I’m currently preprocessing a lot of data and I noticed that some of my data files ended up being really really big, which surprised me.
I then realized that when I take a tensor and only select a slice of it, as done in the code below and then save that slice, it does not only save that slice, but actually still saves the entire tensor! Though when I load the tensor it only shows me the expected shape.
The reason why I noticed it was because some of my files ended up being 10GB large, even though they only contain a single integer tensor, with a dimension of 30000 x 326, which should only take up around 78 MB as int64 or around 10MB as int8.
I’m assuming a copy of the part of the tensor can fix this. But is this a known problem or what is the normal workaround for this?

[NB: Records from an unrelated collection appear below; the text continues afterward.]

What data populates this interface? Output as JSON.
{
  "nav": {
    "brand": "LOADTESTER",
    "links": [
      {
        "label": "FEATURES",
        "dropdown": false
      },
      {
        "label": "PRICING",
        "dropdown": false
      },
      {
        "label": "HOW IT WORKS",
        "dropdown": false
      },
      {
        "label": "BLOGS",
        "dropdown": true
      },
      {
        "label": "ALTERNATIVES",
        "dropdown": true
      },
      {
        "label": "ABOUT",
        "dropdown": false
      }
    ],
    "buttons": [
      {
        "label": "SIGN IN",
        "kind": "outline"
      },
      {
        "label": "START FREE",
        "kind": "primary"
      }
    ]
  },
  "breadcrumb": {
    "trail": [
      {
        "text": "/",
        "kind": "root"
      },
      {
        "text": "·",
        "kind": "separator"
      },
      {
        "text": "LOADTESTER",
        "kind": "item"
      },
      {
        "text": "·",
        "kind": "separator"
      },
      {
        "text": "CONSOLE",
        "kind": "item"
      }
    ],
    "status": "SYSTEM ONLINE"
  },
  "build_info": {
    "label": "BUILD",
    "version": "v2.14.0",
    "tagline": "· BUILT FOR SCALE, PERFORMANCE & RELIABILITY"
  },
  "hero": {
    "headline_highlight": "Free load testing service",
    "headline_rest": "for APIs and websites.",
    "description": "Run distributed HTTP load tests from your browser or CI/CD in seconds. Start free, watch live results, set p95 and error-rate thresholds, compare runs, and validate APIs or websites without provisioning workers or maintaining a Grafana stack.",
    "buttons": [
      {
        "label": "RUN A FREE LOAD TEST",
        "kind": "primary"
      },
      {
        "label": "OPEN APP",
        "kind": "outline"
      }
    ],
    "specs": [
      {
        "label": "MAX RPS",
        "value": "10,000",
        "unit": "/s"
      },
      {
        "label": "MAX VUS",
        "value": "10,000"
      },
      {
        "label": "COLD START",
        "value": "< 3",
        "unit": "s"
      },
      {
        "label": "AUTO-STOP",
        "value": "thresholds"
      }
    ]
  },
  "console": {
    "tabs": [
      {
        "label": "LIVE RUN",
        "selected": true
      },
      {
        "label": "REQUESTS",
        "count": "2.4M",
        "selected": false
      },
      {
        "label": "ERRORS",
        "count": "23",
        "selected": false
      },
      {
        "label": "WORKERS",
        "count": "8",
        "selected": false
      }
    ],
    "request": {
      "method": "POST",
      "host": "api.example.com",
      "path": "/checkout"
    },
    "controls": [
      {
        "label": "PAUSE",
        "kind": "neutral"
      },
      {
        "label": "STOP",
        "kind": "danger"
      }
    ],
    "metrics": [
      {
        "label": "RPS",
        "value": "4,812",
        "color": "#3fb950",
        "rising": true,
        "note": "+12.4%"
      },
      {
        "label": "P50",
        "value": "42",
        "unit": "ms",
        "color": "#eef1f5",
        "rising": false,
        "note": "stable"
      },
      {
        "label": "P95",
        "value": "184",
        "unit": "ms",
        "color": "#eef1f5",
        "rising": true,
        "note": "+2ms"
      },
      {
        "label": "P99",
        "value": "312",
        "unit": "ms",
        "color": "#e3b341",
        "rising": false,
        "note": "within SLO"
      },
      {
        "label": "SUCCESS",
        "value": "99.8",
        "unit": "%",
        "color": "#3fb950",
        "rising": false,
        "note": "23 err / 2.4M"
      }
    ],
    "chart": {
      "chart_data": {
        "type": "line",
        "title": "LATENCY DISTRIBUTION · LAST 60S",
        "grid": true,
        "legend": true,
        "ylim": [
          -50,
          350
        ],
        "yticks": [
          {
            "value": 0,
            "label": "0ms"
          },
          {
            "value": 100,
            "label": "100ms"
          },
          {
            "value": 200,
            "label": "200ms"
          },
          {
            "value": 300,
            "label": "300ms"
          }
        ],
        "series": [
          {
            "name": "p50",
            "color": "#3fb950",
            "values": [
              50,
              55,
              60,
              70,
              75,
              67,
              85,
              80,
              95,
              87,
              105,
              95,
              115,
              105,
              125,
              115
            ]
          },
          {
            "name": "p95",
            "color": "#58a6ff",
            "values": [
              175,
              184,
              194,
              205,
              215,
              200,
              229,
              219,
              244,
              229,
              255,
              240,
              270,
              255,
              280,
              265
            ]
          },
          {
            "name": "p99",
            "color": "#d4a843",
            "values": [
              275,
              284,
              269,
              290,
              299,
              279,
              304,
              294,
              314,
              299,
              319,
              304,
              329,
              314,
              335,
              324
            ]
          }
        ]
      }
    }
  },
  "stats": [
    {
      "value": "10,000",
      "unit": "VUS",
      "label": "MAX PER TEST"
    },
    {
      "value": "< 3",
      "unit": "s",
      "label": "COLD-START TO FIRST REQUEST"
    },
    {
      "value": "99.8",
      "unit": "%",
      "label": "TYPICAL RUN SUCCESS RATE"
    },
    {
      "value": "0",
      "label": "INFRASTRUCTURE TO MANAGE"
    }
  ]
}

for i, a2mfile in enumerate(a2mfiles):
t1 = time.time()
msas = read_a2m_gz_file(a2mfile, AA_LIST=AA_LIST, unk_idx=unk_idx, max_seq_len=max_seq_len, min_seq_len=min_seq_len,
verbose=True)
if msas is None:
continue
else:
seq = msas[-1,:]
msas = msas[:-1,:].to(dtype=torch.int8)
n_msa = msas.shape[0]
seq_len = msas.shape[1]
print("{:}/{:} MSAs = {:}, sequence length {:}, time taken: {:2.2f}s,ETA: {:2.2f}h".format(i+1,nfiles,n_msa, seq_len, time.time() - t1,(nfiles-(i+1))*(time.time()-t0)/(i+1)/3600))
if n_msa > max_samples:
indices = torch.randperm(n_msa)
msas_s = msas[indices[:max_samples],:]
else:
msas_s = msas
data = {'seq':seq,
'msas': msas_s,
'seq_len': seq_len,
'n_msas_org': n_msa
}
filename = Path(Path(a2mfile).stem).stem
torch.save(data, "{:}{:}.pt".format(folder_out,filename))
Here is a minimal example showcasing it more clearly:
import torch
n = 1000000
l = 300
data = torch.ones((n,l),dtype=torch.int64)
data_small = data[:30000,:] #.to(dtype=torch.int8)
torch.save(data_small,'test')
data_small2 = torch.ones_like(data_small)
torch.save(data_small2,'test2')
When I run this minimal example, test will have a size of 2.4 GB, while test2 takes 72 MB.